Кисмет - по-турецки "судьба" - когда-то запомнил бурлак и циркач Гиляровский, впоследствии ставший поэтом и журналистом. Его собственная судьба восхищала современников, особенно коллег репортеров. Он писал - и о нем писали, он говорил - говорили о нем. А что именно писали и говорили и о чем писал сам Гиляй, можно узнать на выставке, посвященной его творчеству, которая проходит в Музее русского импрессионизма. Расположен музей в здании фабрики товарищества "А. Сиу и Ко". Застал фабрику и сам Гиляровский, и наверняка пробовал сделанные в ее цехах первый в России твердый шоколад и пастилу. Он любил новшества - летал на воздушном шаре, звонил по проводному телефону. И конечно, писал об этом.
Человеком он был удивительным. Не закончив гимназии, сбежал из дома. Две недели протянул бурлаком на Волге, затем попал на конный завод, оттуда - в циркачи, а потом - на войну с турками. И только после, вернувшись в Москву, стал репортером. Столица запомнила дядю Гиляя загадочным героем с усами и в папахе с портрета Малютина - таким его "рисует" первая часть выставки. Здесь представлена жизнь Гиляровского глазами других. Его портреты, карикатуры, цитаты знакомцев-современников. "Скорее я воображу Москву без царь-колокола и без царь-пушки, чем без тебя, Гиляй. Ты - пуп Москвы!" - писал Александр Куприн в письме Гиляровскому. "Слава радостной мощи. Все ж в тебе неизменной", - посвятил ему стихи поэт Брюсов. И там же судьба "от первого лица" самого дяди Гиляя. Зарисовки мест, где он бывал, людей, с которыми дружил. От певца Шаляпина, бывшего гостем у Гиляровских, до башибузуков, с которыми Гиляй сражался в турецких землях. Он был убежден: "Все надо пробовать самому, чтобы понимать". Набравшись опыта, он подмечал то, чего не видели другие, имел информаторов там, куда все брезговали сунуться. Опыт дал Гиляю нечто ценнее любых талантов. Он обрел собственный, уникальный взгляд на мир, а если конкретнее, на Москву.

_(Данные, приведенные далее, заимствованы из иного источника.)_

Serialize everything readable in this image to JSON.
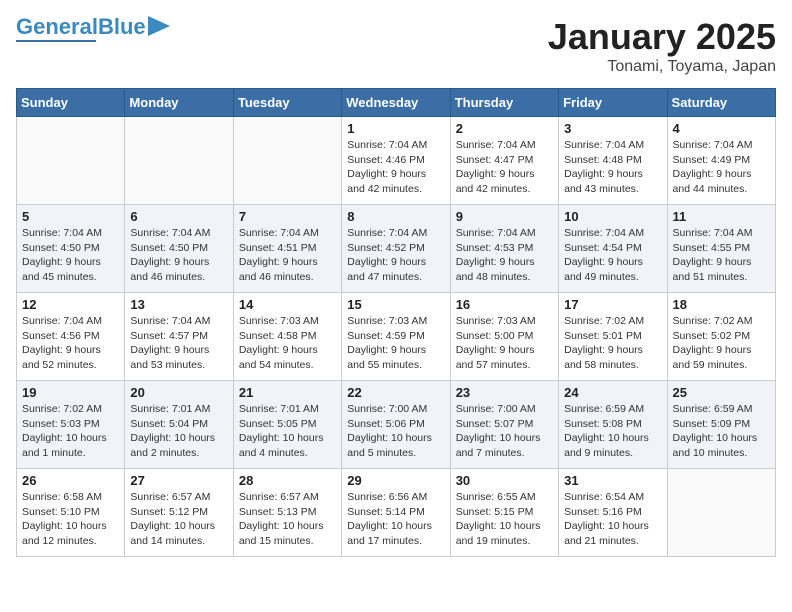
{
  "header": {
    "logo_general": "General",
    "logo_blue": "Blue",
    "month_title": "January 2025",
    "location": "Tonami, Toyama, Japan"
  },
  "weekdays": [
    "Sunday",
    "Monday",
    "Tuesday",
    "Wednesday",
    "Thursday",
    "Friday",
    "Saturday"
  ],
  "weeks": [
    [
      {
        "day": "",
        "info": ""
      },
      {
        "day": "",
        "info": ""
      },
      {
        "day": "",
        "info": ""
      },
      {
        "day": "1",
        "info": "Sunrise: 7:04 AM\nSunset: 4:46 PM\nDaylight: 9 hours\nand 42 minutes."
      },
      {
        "day": "2",
        "info": "Sunrise: 7:04 AM\nSunset: 4:47 PM\nDaylight: 9 hours\nand 42 minutes."
      },
      {
        "day": "3",
        "info": "Sunrise: 7:04 AM\nSunset: 4:48 PM\nDaylight: 9 hours\nand 43 minutes."
      },
      {
        "day": "4",
        "info": "Sunrise: 7:04 AM\nSunset: 4:49 PM\nDaylight: 9 hours\nand 44 minutes."
      }
    ],
    [
      {
        "day": "5",
        "info": "Sunrise: 7:04 AM\nSunset: 4:50 PM\nDaylight: 9 hours\nand 45 minutes."
      },
      {
        "day": "6",
        "info": "Sunrise: 7:04 AM\nSunset: 4:50 PM\nDaylight: 9 hours\nand 46 minutes."
      },
      {
        "day": "7",
        "info": "Sunrise: 7:04 AM\nSunset: 4:51 PM\nDaylight: 9 hours\nand 46 minutes."
      },
      {
        "day": "8",
        "info": "Sunrise: 7:04 AM\nSunset: 4:52 PM\nDaylight: 9 hours\nand 47 minutes."
      },
      {
        "day": "9",
        "info": "Sunrise: 7:04 AM\nSunset: 4:53 PM\nDaylight: 9 hours\nand 48 minutes."
      },
      {
        "day": "10",
        "info": "Sunrise: 7:04 AM\nSunset: 4:54 PM\nDaylight: 9 hours\nand 49 minutes."
      },
      {
        "day": "11",
        "info": "Sunrise: 7:04 AM\nSunset: 4:55 PM\nDaylight: 9 hours\nand 51 minutes."
      }
    ],
    [
      {
        "day": "12",
        "info": "Sunrise: 7:04 AM\nSunset: 4:56 PM\nDaylight: 9 hours\nand 52 minutes."
      },
      {
        "day": "13",
        "info": "Sunrise: 7:04 AM\nSunset: 4:57 PM\nDaylight: 9 hours\nand 53 minutes."
      },
      {
        "day": "14",
        "info": "Sunrise: 7:03 AM\nSunset: 4:58 PM\nDaylight: 9 hours\nand 54 minutes."
      },
      {
        "day": "15",
        "info": "Sunrise: 7:03 AM\nSunset: 4:59 PM\nDaylight: 9 hours\nand 55 minutes."
      },
      {
        "day": "16",
        "info": "Sunrise: 7:03 AM\nSunset: 5:00 PM\nDaylight: 9 hours\nand 57 minutes."
      },
      {
        "day": "17",
        "info": "Sunrise: 7:02 AM\nSunset: 5:01 PM\nDaylight: 9 hours\nand 58 minutes."
      },
      {
        "day": "18",
        "info": "Sunrise: 7:02 AM\nSunset: 5:02 PM\nDaylight: 9 hours\nand 59 minutes."
      }
    ],
    [
      {
        "day": "19",
        "info": "Sunrise: 7:02 AM\nSunset: 5:03 PM\nDaylight: 10 hours\nand 1 minute."
      },
      {
        "day": "20",
        "info": "Sunrise: 7:01 AM\nSunset: 5:04 PM\nDaylight: 10 hours\nand 2 minutes."
      },
      {
        "day": "21",
        "info": "Sunrise: 7:01 AM\nSunset: 5:05 PM\nDaylight: 10 hours\nand 4 minutes."
      },
      {
        "day": "22",
        "info": "Sunrise: 7:00 AM\nSunset: 5:06 PM\nDaylight: 10 hours\nand 5 minutes."
      },
      {
        "day": "23",
        "info": "Sunrise: 7:00 AM\nSunset: 5:07 PM\nDaylight: 10 hours\nand 7 minutes."
      },
      {
        "day": "24",
        "info": "Sunrise: 6:59 AM\nSunset: 5:08 PM\nDaylight: 10 hours\nand 9 minutes."
      },
      {
        "day": "25",
        "info": "Sunrise: 6:59 AM\nSunset: 5:09 PM\nDaylight: 10 hours\nand 10 minutes."
      }
    ],
    [
      {
        "day": "26",
        "info": "Sunrise: 6:58 AM\nSunset: 5:10 PM\nDaylight: 10 hours\nand 12 minutes."
      },
      {
        "day": "27",
        "info": "Sunrise: 6:57 AM\nSunset: 5:12 PM\nDaylight: 10 hours\nand 14 minutes."
      },
      {
        "day": "28",
        "info": "Sunrise: 6:57 AM\nSunset: 5:13 PM\nDaylight: 10 hours\nand 15 minutes."
      },
      {
        "day": "29",
        "info": "Sunrise: 6:56 AM\nSunset: 5:14 PM\nDaylight: 10 hours\nand 17 minutes."
      },
      {
        "day": "30",
        "info": "Sunrise: 6:55 AM\nSunset: 5:15 PM\nDaylight: 10 hours\nand 19 minutes."
      },
      {
        "day": "31",
        "info": "Sunrise: 6:54 AM\nSunset: 5:16 PM\nDaylight: 10 hours\nand 21 minutes."
      },
      {
        "day": "",
        "info": ""
      }
    ]
  ]
}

Приехав в столицу в 1881 году, Гиляровский "попал в историю" метафорически и физически. Он наблюдал, как кончается девятнадцатый век, уходят дворянские порядки и купеческие нравы. Как меняется город, исчезают старые домишки, рынки и лавки. Как наступает на Москву двадцатый век, календарный и настоящий. На смену черепашьим "конкам" приходят омнибусы и трамваи, улицы освещают электрические фонари, в квартирах появляются граммофоны. Такую Москву рисует вторая часть экспозиции, где представлены картины современников Гиляровского. Музей собрал их по всей стране, чтобы показать столицу глазами гостей, жителей и новоявленной "публики", заменившей привычный "народ". Полотна Маковского, Розанова, Верещагина и других, дополненные инсталляциями Рубанкова, создают атмосферу 1910-х - 1920-х годов. Москва здесь и старая, и одновременно новая, так по-разному художники передают эпоху перемен. Гиляй, как и они, эти перемены наблюдал и записывал, впоследствии издав книгу. Его увлекала судьба города, настоящая и грядущая, и именно кисмет Москвы стал героем его поэмы. Он писал о том, что любил и знал, но видел город иначе, чем ностальгирующие москвичи. Конечно, жаль было снесенных Красных ворот, Сухаревского рынка и притонов Хитровки, где "газетчику" любезно предоставляли информацию. Но Гиляровский живо интересовался тем, какой станет Москва, хотел увидеть столицу будущего. Оно приближалось быстрее, чем когда-либо: уже в "Москве и москвичах" город описан как калейдоскоп непрерывных событий. Уже тогда повсеместно строились новые здания, внедрялись передовые технологии - те же трамвай и омнибус, затем метро. Как пишет Гиляровский, вчерашние окраины уже наутро стали центром - и, заметьте, за столетие до нас. Многие винят сегодняшних градоначальников в "невозможных темпах", но еще дядя Гиляй писал, как несется Москва, обгоняя локомотивы.
Дядя Гиляй имел свой собственный, ни на что не похожий взгляд на Москву. Он любил ее такой, как есть, и хотел увидеть, какой она станет
Уважая старину и историю, особую любовь он имел к новым веяниям. Сегодня материалы о том, как он передает сведения на телеграф и снимает непарадную Москву на "Кодак", наверняка вышли бы в рубрике "Испытано на себе". Гиляй испытывал все новшества, к каким получал доступ, будь то воздушный шар, патефон или "волшебный фонарь" от Laterna Magica. Третью часть выставки, посященную технике 1920-х, подготовил Политехнический музей.